Résolution intérimaire CM/ResDH(2007)106
relative à l'arrêt de la Cour européenne des Droits de l'Homme
du 8 juillet 2004 (Grande Chambre)
dans l'affaire Ilaşcu et autres contre la Moldova et la Fédération de Russie
(adoptée par le Comité des Ministres le 12 juillet 2007,
lors de la 1002e réunion des Délégués des Ministres)

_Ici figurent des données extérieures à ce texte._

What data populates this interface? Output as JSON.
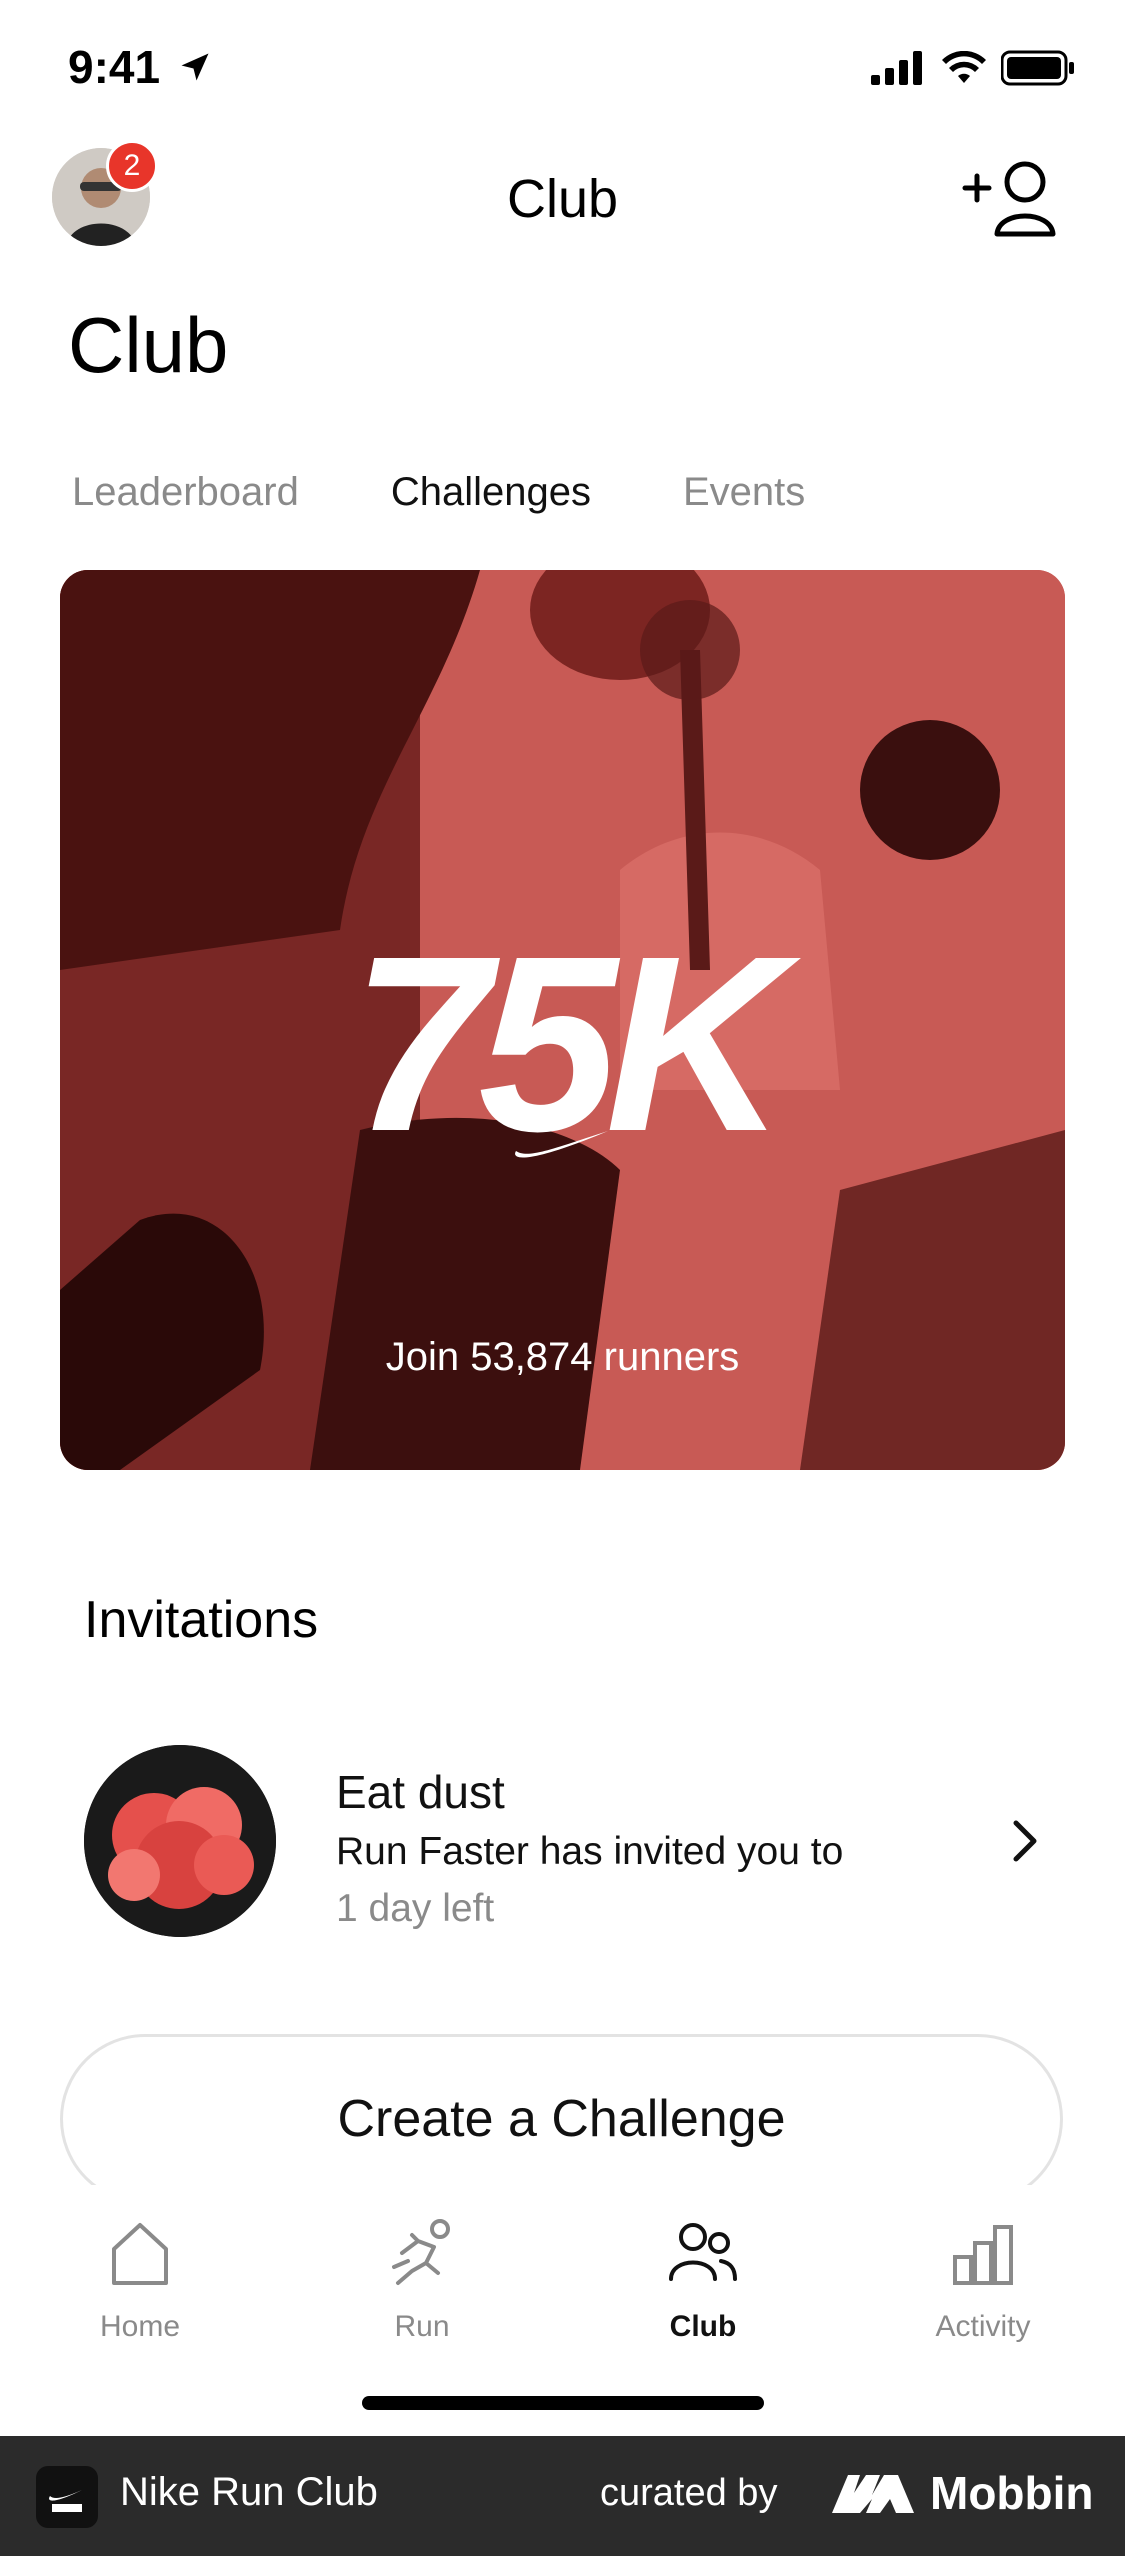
{
  "status_bar": {
    "time": "9:41"
  },
  "nav": {
    "title": "Club",
    "badge_count": "2"
  },
  "page_title": "Club",
  "tabs": [
    {
      "label": "Leaderboard",
      "active": false
    },
    {
      "label": "Challenges",
      "active": true
    },
    {
      "label": "Events",
      "active": false
    }
  ],
  "hero": {
    "headline": "75K",
    "subtitle": "Join 53,874 runners",
    "tint_color": "#c7534f"
  },
  "invitations": {
    "title": "Invitations",
    "item": {
      "title": "Eat dust",
      "description": "Run Faster has invited you to",
      "time_left": "1 day left"
    }
  },
  "create_button": "Create a Challenge",
  "tab_bar": [
    {
      "label": "Home",
      "icon": "home-icon",
      "active": false
    },
    {
      "label": "Run",
      "icon": "run-icon",
      "active": false
    },
    {
      "label": "Club",
      "icon": "club-icon",
      "active": true
    },
    {
      "label": "Activity",
      "icon": "activity-icon",
      "active": false
    }
  ],
  "banner": {
    "app_name": "Nike Run Club",
    "curated_by": "curated by",
    "brand": "Mobbin"
  }
}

Le Comité des Ministres, en vertu de l’article 46, paragraphe 2, de la Convention de sauvegarde des Droits de l'Homme et des Libertés fondamentales (ci-après dénommée « la Convention »),
Vu l'arrêt rendu le 8 juillet 2004 par la Cour européenne des Droits de l'Homme dans l'affaire Ilaşcu et autres contre la Moldova et la Fédération de Russie, dans lequel la Cour a dit que les deux Etats défendeurs devaient prendre toutes les mesures nécessaires pour mettre fin à la détention arbitraire des requérants encore incarcérés et assurer leur remise en liberté immédiate ;
Notant avec soulagement que les requérants MM. Ivanţoc et Popa[1] ont finalement recouvré la liberté, mais regrettant vivement que, nonobstant l’injonction de la Cour, leur libération ne soit intervenue, respectivement, que les 2 et 4 juin 2007 ;
Notant que les autorités de la République de Moldova ont régulièrement informé le Comité des efforts qu’elles ont déployés pour assurer la libération des requérants ;
Rappelant les différentes résolutions intérimaires adoptées par le Comité des Ministres[2] et tout particulièrement l’appel fait aux autorités des Etats membres du Conseil de l’Europe, à prendre les mesures qu’elles estimaient appropriées afin d’assurer le respect des obligations de la Fédération de Russie en vertu de cet arrêt ; relevant les différentes démarches entreprises par les Etats suite à cet appel ; notant dans ce contexte également l’appui de l’Union européenne et de nombreux autres Etats[3] afin de parvenir à l’exécution de l’arrêt ;
Renouvelant ses profonds regrets qu’en dépit de ces démarches, les autorités de la Fédération de Russie n’aient pas exploré activement toutes les voies effectives pour se conformer à l’arrêt de la Cour ;
Réaffirmant avec la plus grande fermeté que l'obligation de se conformer aux arrêts de la Cour est inconditionnelle et est une exigence pour être membre du Conseil de l’Europe ;
Rappelant que la Cour a affirmé que « toute continuation de la détention irrégulière et arbitraire des (...) requérants entraînerait nécessairement (…) un manquement aux obligations qui découlent pour les Etats défendeurs de l'article 46 § 1 de la Convention de se conformer à l'arrêt de la Cour » ;
Déplorant vivement la prolongation de la détention irrégulière et arbitraire des requérants au-delà de l’arrêt de la Cour et soulignant, au vu de cette situation, l’obligation incombant aux Etats défendeurs, en vertu de l’article 46, paragraphe 1, de la Convention d’effacer, dans la mesure du possible, les conséquences des violations en cause dans cette affaire ;
Relevant, à cet égard, que MM. Ivanţoc et Popa ont déposé auprès de la Cour une nouvelle requête contre la Moldova et la Fédération de Russie (n°23687/05) en raison de la prolongation, après le 8 juillet 2004, de leur détention arbitraire ;
DECIDE de suspendre son examen de cette affaire et de le reprendre lorsque la Cour européenne des Droits de l’Homme se sera prononcée définitivement sur la nouvelle requête.
[1] Anciennement Petrov-Popa.
[2] Résolutions intérimaires ResDH(2005)42 du 22 avril 2005, ResDH(2005)84 du 13 juillet 2005, ResDH(2006)11 du 1er mars 2006 et ResDH(2006)26 du 10 mai 2006.
[3] L’Albanie, l’Azerbaïdjan, la Bosnie-Herzégovine, la Croatie, la Géorgie, l’Islande, le Liechtenstein, Monaco, la Norvège, Saint-Marin, la Serbie, la Suisse, l « ex-République yougoslave de Macédoine », la Turquie et l’Ukraine.